Le thème de la disparition qui insiste tellement dans votre œuvre, est-il lié à votre culture théorique du cinéma, l’obsession du Vertigo d’Hitchcock, l’idée que le cinéma est toujours lié par essence à ce motif de la disparition, ou engage-t-il un rapport plus intime, voire biographique, à cette question (disparition d’un proche, etc) ?
À vrai dire, je ne fais pas forcément consciemment des films autour de la disparition. Drive my car comme Asako I et II ont été adaptés de textes littéraires qui avaient choisi la disparition comme figure centrale de leurs récits. Donc ce qu’on peut dire, c’est que j’ai délibérément choisi des matériaux dont le thème principal est la disparition d’une personne. J’ai l’impression que d’un point de vue presque technique la disparition est un outil dramatique très utile pour faire avancer une intrigue, structurer un récit. S’il n’y a pas une perte à un endroit, et donc une quête pour essayer de restituer ce qu’il manque, il est plus difficile de faire avancer un film. Je dirais donc que c’est un moteur intéressant pour le cinéma.
Et Vertigo ? C’est un film matriciel pour vous ?
J’adore Hitchcock. J’adore la mise en scène du suspense. C’est une des choses qui m’intéresse le plus au cinéma. Dans un de mes précédents films, contrairement à Drive my Car et Asako I et II, Happy Hours, on ne part pas d’un manque pour essayer de restituer quelque chose, mais au fil du film, on se rend compte qu’il manquait quelque chose. À chaque fois, la disparition est ce qui tend de façon très efficace le récit, et produit un suspense.
Vous diriez donc que la disparition ne vous intéresse que comme motif formel ? Elle ne constitue pas votre sensibilité et votre rapport au monde ?
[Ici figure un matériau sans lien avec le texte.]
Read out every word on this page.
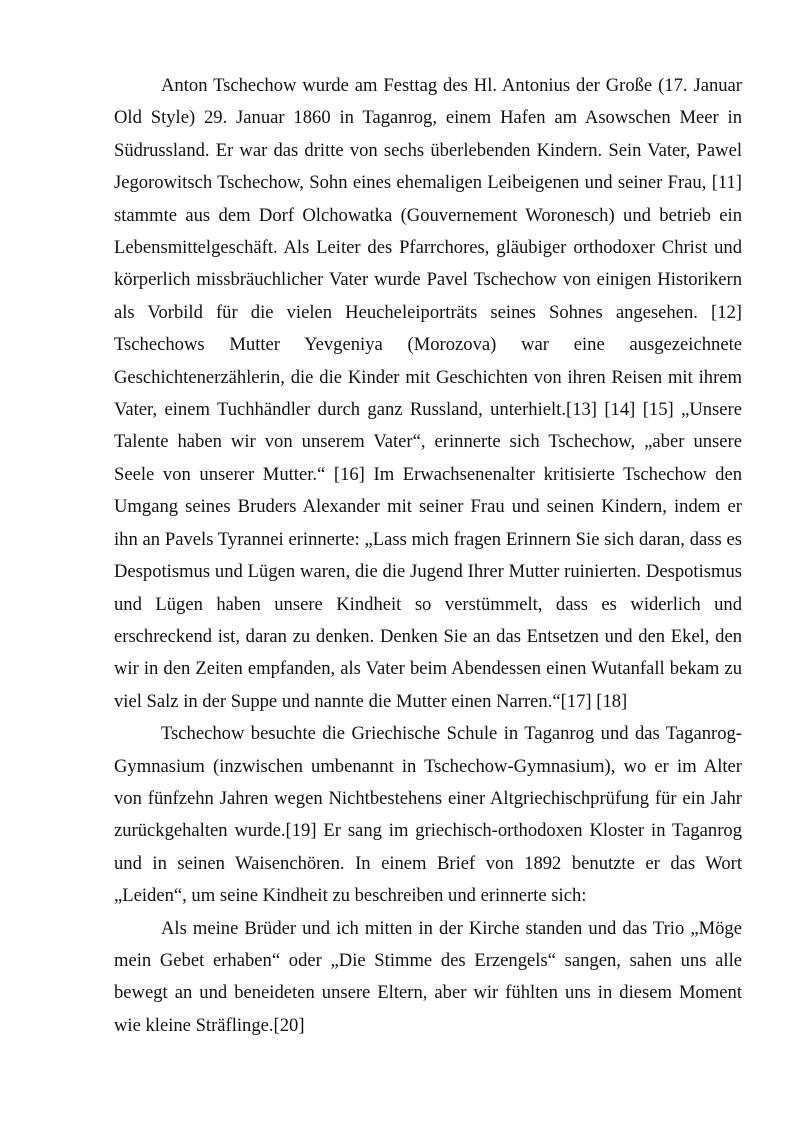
Anton Tschechow wurde am Festtag des Hl. Antonius der Große (17. Januar Old Style) 29. Januar 1860 in Taganrog, einem Hafen am Asowschen Meer in Südrussland. Er war das dritte von sechs überlebenden Kindern. Sein Vater, Pawel Jegorowitsch Tschechow, Sohn eines ehemaligen Leibeigenen und seiner Frau, [11] stammte aus dem Dorf Olchowatka (Gouvernement Woronesch) und betrieb ein Lebensmittelgeschäft. Als Leiter des Pfarrchores, gläubiger orthodoxer Christ und körperlich missbräuchlicher Vater wurde Pavel Tschechow von einigen Historikern als Vorbild für die vielen Heucheleiporträts seines Sohnes angesehen. [12] Tschechows Mutter Yevgeniya (Morozova) war eine ausgezeichnete Geschichtenerzählerin, die die Kinder mit Geschichten von ihren Reisen mit ihrem Vater, einem Tuchhändler durch ganz Russland, unterhielt.[13] [14] [15] „Unsere Talente haben wir von unserem Vater“, erinnerte sich Tschechow, „aber unsere Seele von unserer Mutter.“ [16] Im Erwachsenenalter kritisierte Tschechow den Umgang seines Bruders Alexander mit seiner Frau und seinen Kindern, indem er ihn an Pavels Tyrannei erinnerte: „Lass mich fragen Erinnern Sie sich daran, dass es Despotismus und Lügen waren, die die Jugend Ihrer Mutter ruinierten. Despotismus und Lügen haben unsere Kindheit so verstümmelt, dass es widerlich und erschreckend ist, daran zu denken. Denken Sie an das Entsetzen und den Ekel, den wir in den Zeiten empfanden, als Vater beim Abendessen einen Wutanfall bekam zu viel Salz in der Suppe und nannte die Mutter einen Narren.“[17] [18]

Tschechow besuchte die Griechische Schule in Taganrog und das Taganrog-Gymnasium (inzwischen umbenannt in Tschechow-Gymnasium), wo er im Alter von fünfzehn Jahren wegen Nichtbestehens einer Altgriechischprüfung für ein Jahr zurückgehalten wurde.[19] Er sang im griechisch-orthodoxen Kloster in Taganrog und in seinen Waisenchören. In einem Brief von 1892 benutzte er das Wort „Leiden“, um seine Kindheit zu beschreiben und erinnerte sich:

Als meine Brüder und ich mitten in der Kirche standen und das Trio „Möge mein Gebet erhaben“ oder „Die Stimme des Erzengels“ sangen, sahen uns alle bewegt an und beneideten unsere Eltern, aber wir fühlten uns in diesem Moment wie kleine Sträflinge.[20]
Pour être tout à fait franc avec vous, j’ai subi assez peu de deuils de personnes chères pour l’instant dans ma vie. Ce n’est donc pas mon matériau biographique qui m’incite à revenir aussi souvent sur ce motif de la disparition. D’ailleurs expliquer ma vie à travers mes films n’est pas forcément ce à quoi j’aspire. Il est néanmoins indispensable de puiser dans ses émotions personnelles pour incarner les histoires qu’on explique. Cela paraît très proche, mais ça ne marche pas exactement dans le même sens. Je préfère mettre ma vie au service des histoires que je explique plutôt que d’inventer des histoires pour expliquer ma vie.
Drive my car, est en salle depuis le 18 août.